We hope Chief Insp. Jovie Espenido takes President Rodrigo Duterte’s reminder about unlawful killings to heart when he is assigned to Iloilo City/province, which the President described is “the bedrock” of the illegal drug trade in the Visayas.

Whether that “bedrock” comment compares with the President’s description of Cebu as a “drug hot spot” in the Visayas is up for debate, but it is noticeable that Iloilo City is in fact a stronghold of the Liberal Party (LP), with Sen.
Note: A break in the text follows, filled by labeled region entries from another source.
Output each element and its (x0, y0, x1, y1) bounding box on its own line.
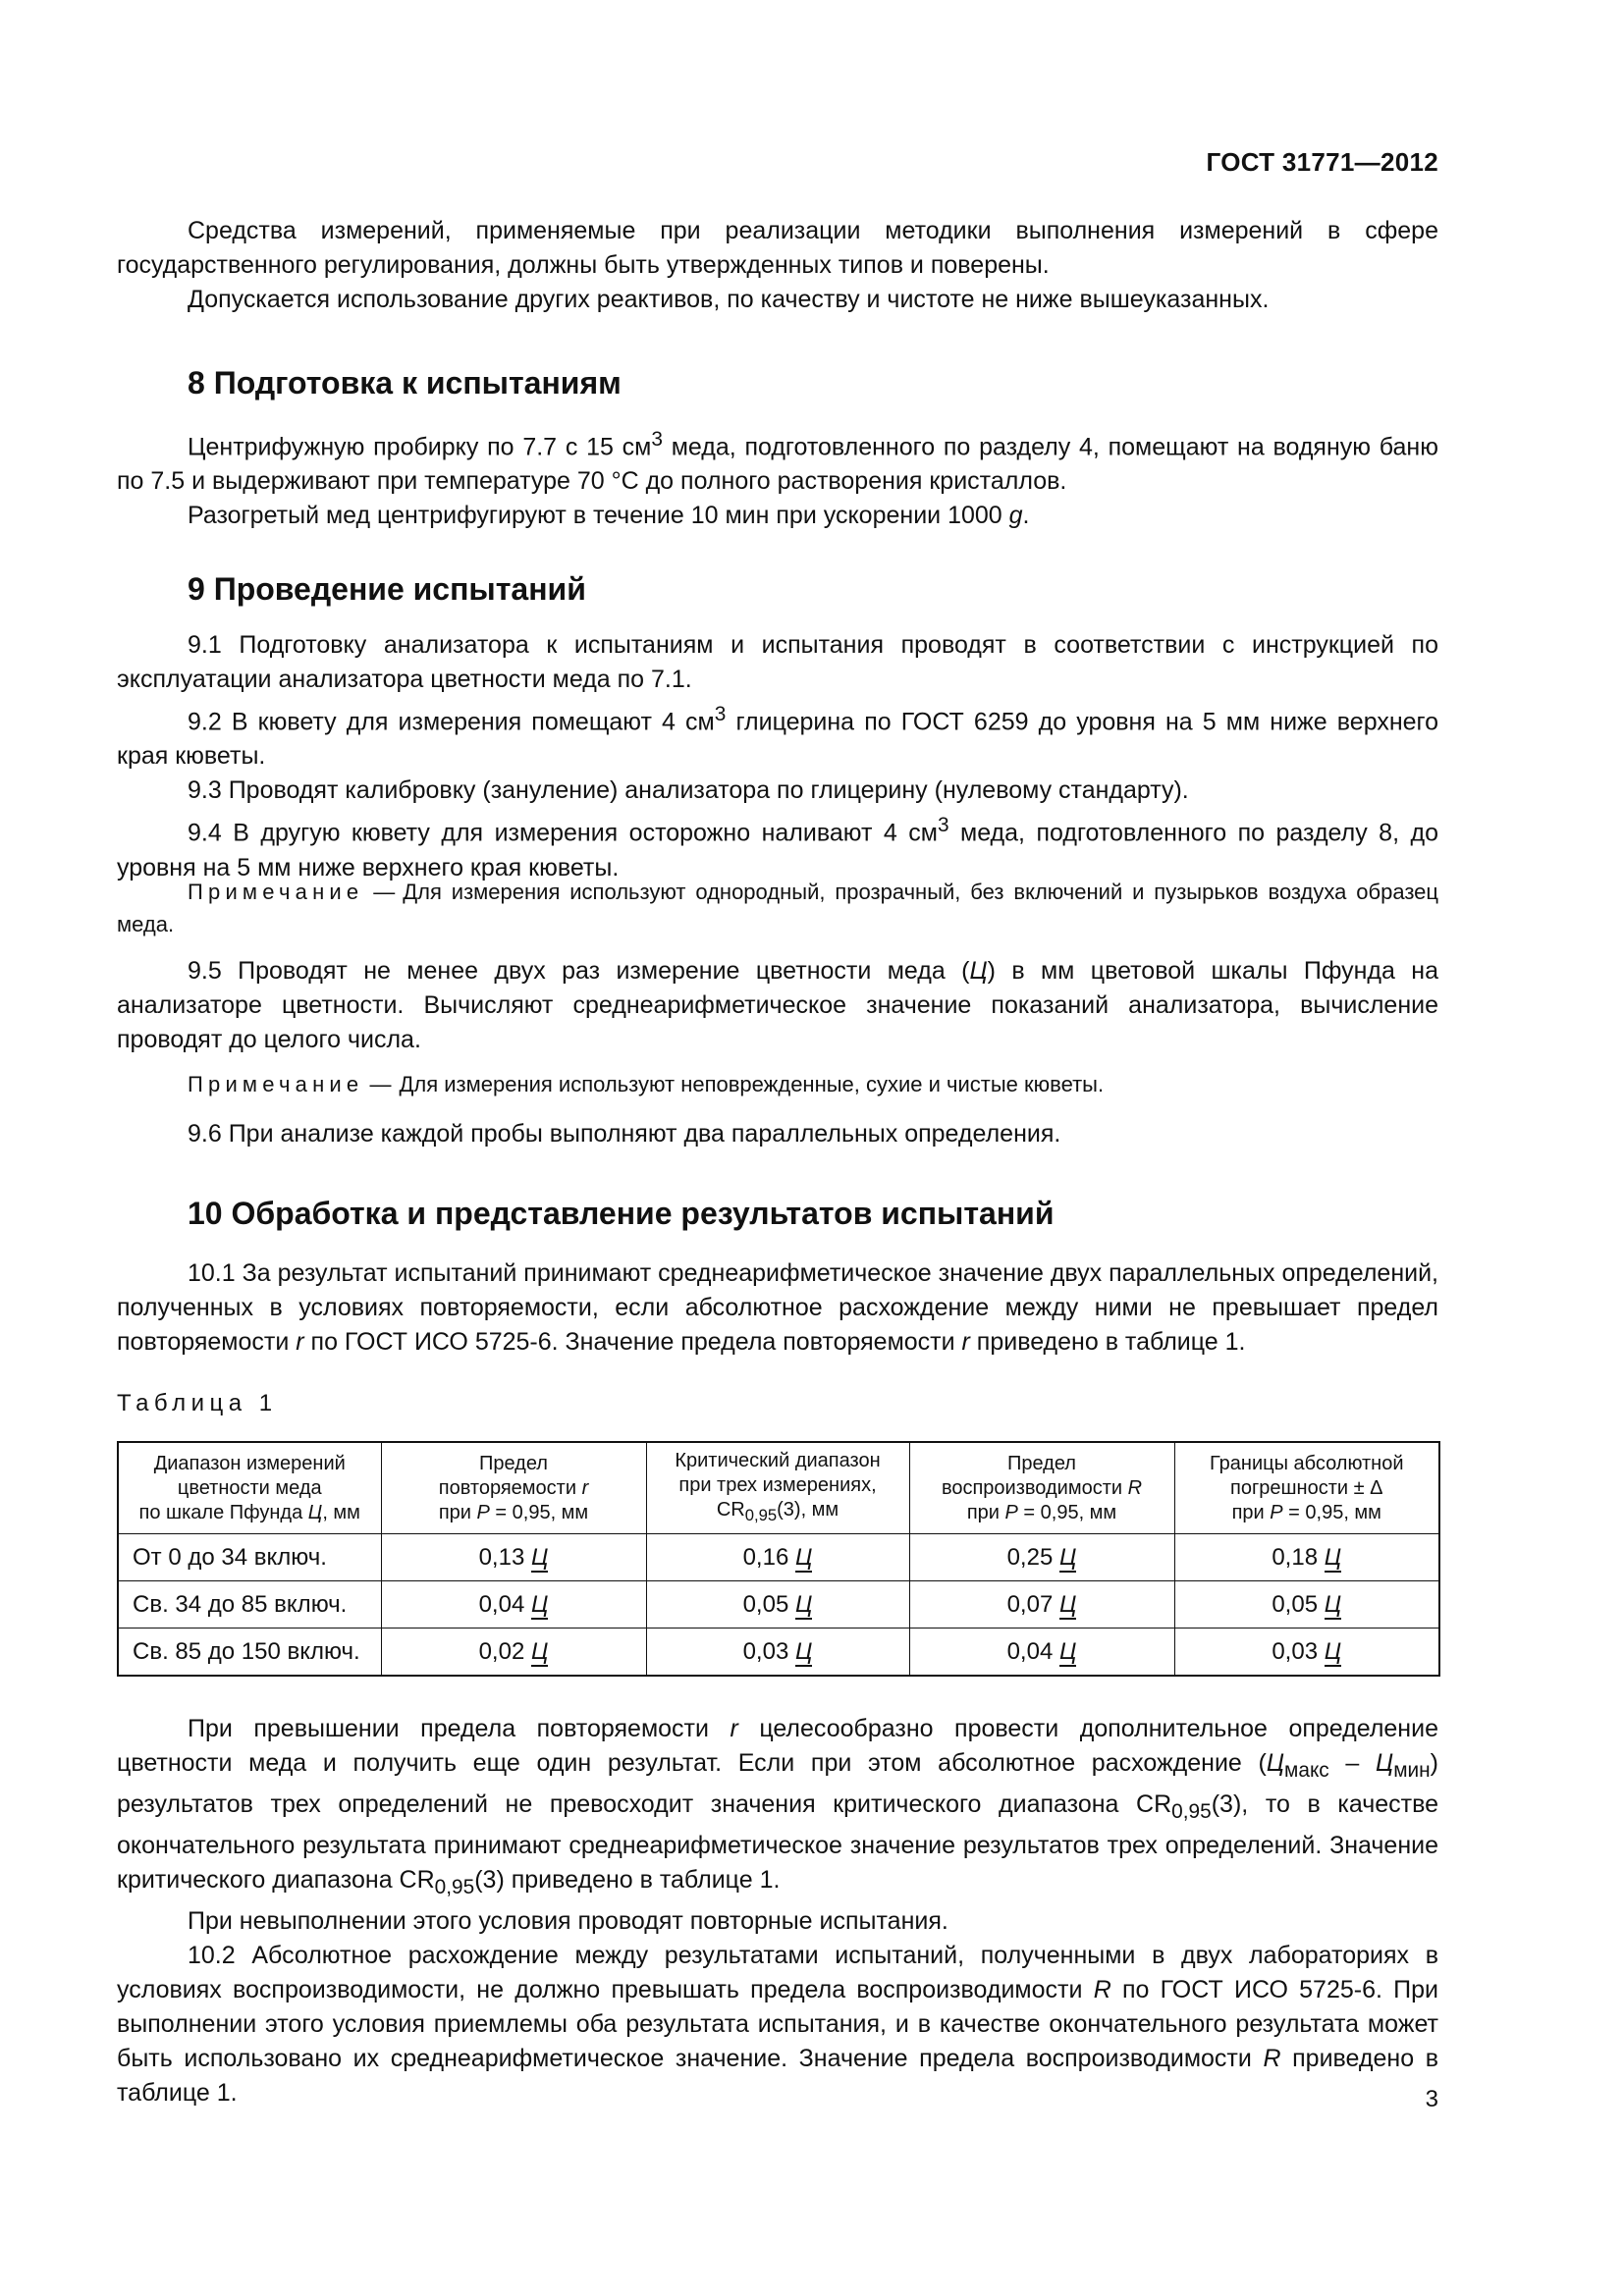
section-8-body (117, 422, 1438, 533)
paragraph-repeat-tests: При невыполнении этого условия проводят повторные испытания. (188, 1907, 948, 1935)
header-repeatability-limit: Предел повторяемости r при P = 0,95, мм (381, 1442, 646, 1534)
range-cell: Св. 85 до 150 включ. (118, 1629, 381, 1677)
note-text: Для измерения используют неповрежденные, сухие и чистые кюветы. (399, 1072, 1105, 1096)
intro-paragraph-1: Средства измерений, применяемые при реализации методики выполнения измерений в сфере государственного регулирования, должны быть утвержденных типов и поверены. (117, 217, 1438, 279)
table-row (118, 1534, 1439, 1581)
range-cell: Св. 34 до 85 включ. (118, 1581, 381, 1629)
section-9-body-a (117, 628, 1438, 885)
paragraph-9-4: 9.4 В другую кювету для измерения осторожно наливают 4 $см^3$ меда, подготовленного по разделу 8, до уровня на 5 мм ниже верхнего края кюветы. (117, 814, 1438, 881)
section-9-title: 9 Проведение испытаний (188, 571, 586, 607)
section-8-title: 8 Подготовка к испытаниям (188, 365, 622, 400)
intro-paragraph-2: Допускается использование других реактивов, по качеству и чистоте не ниже вышеуказанных. (188, 286, 1270, 313)
table-row (118, 1581, 1439, 1629)
reproducibility-cell: 0,07 Ц (909, 1581, 1174, 1629)
paragraph-9-2: 9.2 В кювету для измерения помещают 4 $см^3$ глицерина по ГОСТ 6259 до уровня на 5 мм ниже верхнего края кюветы. (117, 703, 1438, 771)
header-reproducibility-limit: Предел воспроизводимости R при P = 0,95, мм (909, 1442, 1174, 1534)
section-9-body-c (117, 1117, 1438, 1151)
paragraph-after-table: При превышении предела повторяемости r целесообразно провести дополнительное определение цветности меда и получить еще один результат. Если при этом абсолютное расхождение $(Ц_{макс} - Ц_{мин})$ результатов трех определений не превосходит значения критического диапазона $CR_{0,95}(3)$, то в качестве окончательного результата принимают среднеарифметическое значение результатов трех определений. Значение критического диапазона $CR_{0,95}(3)$ приведено в таблице 1. (117, 1715, 1438, 1898)
paragraph-9-3: 9.3 Проводят калибровку (зануление) анализатора по глицерину (нулевому стандарту). (188, 776, 1189, 805)
critical-range-cell: 0,05 Ц (646, 1581, 909, 1629)
critical-range-cell: 0,03 Ц (646, 1629, 909, 1677)
table-caption: Таблица 1 (117, 1390, 278, 1416)
note-text: Для измерения используют однородный, прозрачный, без включений и пузырьков воздуха образец меда. (117, 880, 1438, 936)
note-1: Примечание — Для измерения используют однородный, прозрачный, без включений и пузырьков воздуха образец меда. (117, 880, 1438, 936)
note-2: Примечание — Для измерения используют неповрежденные, сухие и чистые кюветы. (188, 1072, 1105, 1096)
header-error-bounds: Границы абсолютной погрешности ± Δ при P = 0,95, мм (1174, 1442, 1439, 1534)
section-8-paragraph-2: Разогретый мед центрифугируют в течение 10 мин при ускорении 1000 g. (188, 502, 1030, 530)
intro-block (117, 214, 1438, 317)
paragraph-10-1: 10.1 За результат испытаний принимают среднеарифметическое значение двух параллельных определений, полученных в условиях повторяемости, если абсолютное расхождение между ними не превышает предел повторяемости r по ГОСТ ИСО 5725-6. Значение предела повторяемости r приведено в таблице 1. (117, 1259, 1438, 1356)
document-page (117, 0, 1438, 2296)
repeatability-cell: 0,02 Ц (381, 1629, 646, 1677)
section-8-paragraph-1: Центрифужную пробирку по 7.7 с 15 $см^3$ меда, подготовленного по разделу 4, помещают на водяную баню по 7.5 и выдерживают при температуре 70 °C до полного растворения кристаллов. (117, 428, 1438, 496)
table-row (118, 1629, 1439, 1677)
error-bounds-cell: 0,18 Ц (1174, 1534, 1439, 1581)
header-measurement-range: Диапазон измерений цветности меда по шкале Пфунда Ц, мм (118, 1442, 381, 1534)
repeatability-cell: 0,13 Ц (381, 1534, 646, 1581)
error-bounds-cell: 0,05 Ц (1174, 1581, 1439, 1629)
page-number: 3 (1425, 2086, 1438, 2112)
section-10-title: 10 Обработка и представление результатов испытаний (188, 1196, 1055, 1231)
reproducibility-cell: 0,25 Ц (909, 1534, 1174, 1581)
paragraph-9-1: 9.1 Подготовку анализатора к испытаниям и испытания проводят в соответствии с инструкцией по эксплуатации анализатора цветности меда по 7.1. (117, 631, 1438, 693)
paragraph-10-2: 10.2 Абсолютное расхождение между результатами испытаний, полученными в двух лабораториях в условиях воспроизводимости, не должно превышать предела воспроизводимости R по ГОСТ ИСО 5725-6. При выполнении этого условия приемлемы оба результата испытания, и в качестве окончательного результата может быть использовано их среднеарифметическое значение. Значение предела воспроизводимости R приведено в таблице 1. (117, 1942, 1439, 2107)
section-9-body-b (117, 954, 1438, 1057)
reproducibility-cell: 0,04 Ц (909, 1629, 1174, 1677)
repeatability-cell: 0,04 Ц (381, 1581, 646, 1629)
critical-range-cell: 0,16 Ц (646, 1534, 909, 1581)
header-critical-range: Критический диапазон при трех измерениях, $CR_{0,95}(3)$, мм (646, 1442, 909, 1534)
standard-code: ГОСТ 31771—2012 (1206, 147, 1438, 177)
section-10-body-b (117, 1712, 1438, 2110)
note-label: Примечание (188, 1072, 364, 1096)
paragraph-9-6: 9.6 При анализе каждой пробы выполняют два параллельных определения. (188, 1120, 1061, 1148)
range-cell: От 0 до 34 включ. (118, 1534, 381, 1581)
note-label: Примечание (188, 880, 364, 904)
table-header-row (118, 1442, 1439, 1534)
section-10-body-a (117, 1256, 1438, 1360)
table-1 (117, 1441, 1440, 1677)
paragraph-9-5: 9.5 Проводят не менее двух раз измерение цветности меда (Ц) в мм цветовой шкалы Пфунда на анализаторе цветности. Вычисляют среднеарифметическое значение показаний анализатора, вычисление проводят до целого числа. (117, 957, 1438, 1053)
error-bounds-cell: 0,03 Ц (1174, 1629, 1439, 1677)
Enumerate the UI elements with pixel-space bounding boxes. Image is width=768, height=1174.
Franklin Drilon among its leading lights.

Regardless, Espenido’s latest assignment would not have concerned Cebuanos or Cebu-based residents were it not for several things: he was raised in Cebu City and had expressed a desire to be assigned to Cebu where he can probably do a repeat of his end-game dealings with mayors in the province similar to what he did with the late Albuera mayor Rolando Espinosa and Ozamiz City mayor Reynaldo Parojinog.

It is these two cases that had President Rodrigo Duterte personally ordering his reassignment to Iloilo where a certain Mayor Jed Patrick Mabilog, who happens to be a second-degree cousin of Senator Drilon, is included in the President’s faulty drug watch list.

And the implication of Espenido’s assignment to Iloilo was not lost on Mabilog, who welcomed his appointment and said he would cooperate with the police chief in ridding the city of illegal drug dealers.

It’s fruitless to speculate at this point what Espenido could have done if he were assigned in Cebu, in which he boasted that he could get rid of the drug problem in Talisay City or Daanbantayan town in one month.

Speaking of Daanbantayan, its town Mayor Vicente Loot, who was also included in the President’s drug watch list, said he would have preferred that Espenido be assigned in his town so he can be cleared of the President’s charge against him.

Loot won’t get that chance unless he actively pursues Espenido and asks him to put in a good word for him to the President. But since Loot couldn’t get past PNP Director General Ronald “Bato” dela Rosa, that possibility is moot and academic.

In that respect, both Loot and Mabilog are similar: the two mayors have been stripped of their powers to supervise and direct their police due to being in the President’s watch list, but Mabilog is now at the crosshairs while Loot remains largely inutile as far as police operations go.

Whatever happens, Filipinos hope and expect that Espenido would toe the line insofar as prosecution and the campaign against illegal drug dealers are concerned, whether they be mayors or the powers that be.

They don’t need Espenido to be the Palace “executioner” of drug-coddling public officials, even if President Duterte makes him out to be as one, but someone who can root out the drug problem from a law enforcement perspective without resorting to execution-style police operations.